2nd Place: Porsche Taycan Turbo S
Highs: Arresting looks, time-warping acceleration, range is a nonissue.
Lows: Lacking in storage and rear-seat space, all-the-money price.
Verdict: Porsche creates the Porsche of EVs, applies Porsche pricing.
Getting in and out of the Taycan's low-mounted front seats and around the intrusively thick base of the B-pillars is moderately bothersome. But once you're in there, the view forward is the perfect blend of retreating hood and bulging fenders. Thanks to the aggressive roofline, the rearward view is, well, slitty, but the exterior presence it enables is totally worth it.
Driving it only furthers the sports-car sensation. It feels impossibly solid, so approachable and trusty that you find yourself comfortably flirting with its extremely high limits on the first on-ramp. Which is very Porsche, and very high praise for a car that weighs 5246 pounds. Part of the magic is in its great steering, with a tight on-center valley followed by linear effort buildup. And despite our car's 21-inch wheels, Porsche continues to impress in its unwavering commitment to ride quality.
But these are all typical Porsche characteristics, and let's be honest, we fully expected the company to nail them. But does it move forward the EV state of the art?
Both cars are spectacular allies in a world of merging lanes and general traffic congestion. They can effortlessly vacate the space they occupied only an instant before, pouncing on the smallest of gaps. Enabling—no, encouraging—this megalomania are identical 1.1-second 30-to-50-mph and 1.6-second 50-to-70-mph acceleration times, the quickest we've ever measured.
But the Taycan's launch control hits harder than the Model S's, smacking us with 1.3 g's of initial acceleration long enough to befog our noggin. Is this what passing through a time-travel portal feels like? After we retrieved our hand-held radio, sunglasses, and clipboard from the back seat, we eyeballed the data: 60 mph in 2.4 seconds and the quarter-mile in 10.5 at 130 mph—the latter including a shift from the two-speed transmission that is on the rear axle. Unlike the Tesla, the Porsche will replicate those numbers over and over again. Plus, the Taycan's relative silence and ease of enabling launch control (select Sport Plus mode, hold brake and accelerator, release brake) means that it can be deployed nearly anywhere—at your neighborhood four-way stop, in a parking garage—without causing hysteria.
More surprisingly, the Porsche held its own in our 75-mph range test. While the EPA says there's a 134-mile difference in the range between the two, extrapolating from our 100-mile run, the real-world difference amounts to 10 miles in the Tesla's favor. The Taycan also won the other speed test, with its consistently higher charging rate providing quicker recharging. Tesla's Supercharger network might have more stations, but it also has more users, and Tesla owners have faced long queues just to plug in during peak travel times. At the Electrify America outpost where we charged the Porsche, 15 other plugs went unused the entire time we were there.
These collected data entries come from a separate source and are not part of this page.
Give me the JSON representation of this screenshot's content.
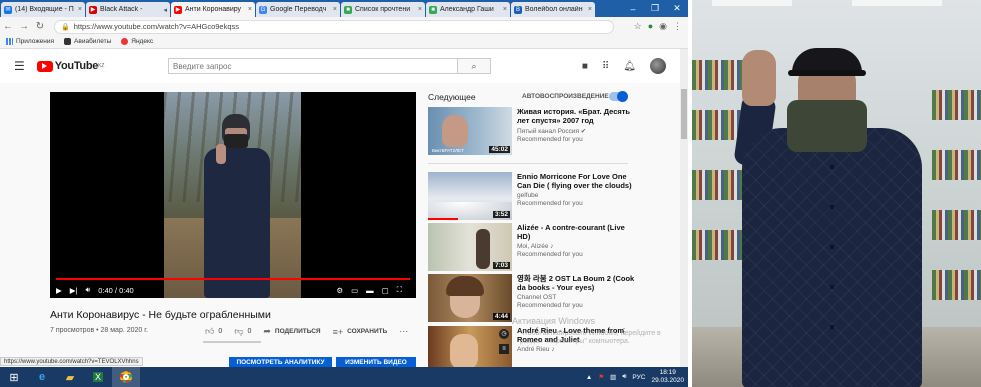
{
  "browser": {
    "tabs": [
      {
        "label": "(14) Входящие - П",
        "color": "#1a73e8",
        "glyph": "✉"
      },
      {
        "label": "Black Attack - ",
        "color": "#d00",
        "glyph": "▶"
      },
      {
        "label": "Анти Коронавиру",
        "color": "#f00",
        "glyph": "▶",
        "active": true
      },
      {
        "label": "Google Переводч",
        "color": "#4285f4",
        "glyph": "G"
      },
      {
        "label": "Список прочтени",
        "color": "#34a853",
        "glyph": "■"
      },
      {
        "label": "Александр Гаши",
        "color": "#34a853",
        "glyph": "■"
      },
      {
        "label": "Волейбол онлайн",
        "color": "#1a5fb4",
        "glyph": "B"
      }
    ],
    "url": "https://www.youtube.com/watch?v=AHGco9ekqss",
    "bookmarks": [
      "Приложения",
      "Авиабилеты",
      "Яндекс"
    ]
  },
  "youtube": {
    "logo": "YouTube",
    "logo_sup": "KZ",
    "search_placeholder": "Введите запрос",
    "video": {
      "title": "Анти Коронавирус - Не будьте ограбленными",
      "meta": "7 просмотров • 28 мар. 2020 г.",
      "time": "0:40 / 0:40",
      "progress": 1.0,
      "likes": "0",
      "dislikes": "0",
      "share": "ПОДЕЛИТЬСЯ",
      "save": "СОХРАНИТЬ"
    },
    "upnext": "Следующее",
    "autoplay": "АВТОВОСПРОИЗВЕДЕНИЕ",
    "recs": [
      {
        "title": "Живая история. «Брат. Десять лет спустя» 2007 год",
        "channel": "Пятый канал Россия ✔",
        "sub": "Recommended for you",
        "dur": "45:02",
        "thumb_text": "ВиктБРАТ2ЛЕТ"
      },
      {
        "title": "Ennio Morricone For Love One Can Die ( flying over the clouds)",
        "channel": "gelfube",
        "sub": "Recommended for you",
        "dur": "3:52"
      },
      {
        "title": "Alizée - A contre-courant (Live HD)",
        "channel": "Moi, Alizée ♪",
        "sub": "Recommended for you",
        "dur": "7:03"
      },
      {
        "title": "영화 라붐 2 OST La Boum 2 (Cook da books - Your eyes)",
        "channel": "Channel OST",
        "sub": "Recommended for you",
        "dur": "4:44"
      },
      {
        "title": "André Rieu - Love theme from Romeo and Juliet",
        "channel": "André Rieu ♪",
        "sub": "",
        "dur": ""
      }
    ],
    "watermark": "Активация Windows",
    "watermark_sub": "Чтобы активировать Windows, перейдите в раздел \"Параметры\" компьютера.",
    "status_url": "https://www.youtube.com/watch?v=TEVOLXVhhns",
    "btn_analytics": "ПОСМОТРЕТЬ АНАЛИТИКУ",
    "btn_edit": "ИЗМЕНИТЬ ВИДЕО"
  },
  "taskbar": {
    "lang": "РУС",
    "time": "18:19",
    "date": "29.03.2020"
  }
}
There was some disagreement over whether the Taycan's sci-fi electric soundtrack is appropriate or not, but the amplified Star Wars Landspeeder–esque noises are at least based in reality, originating from recordings of the Porsche's electric motors on a dyno. And not that the low and wide Taycan needs any help, but the whir does draw attention, creating visible confusion as bystanders try to identify the vessel zooming by.
And what a vessel it is. Judged from the driver's seat alone, the Taycan is the better car. It meets the high expectations of this storied brand, proves its real-world range, and moves the EV bar on a couple fronts. But price is always a factor; in this case, an insurmountable one.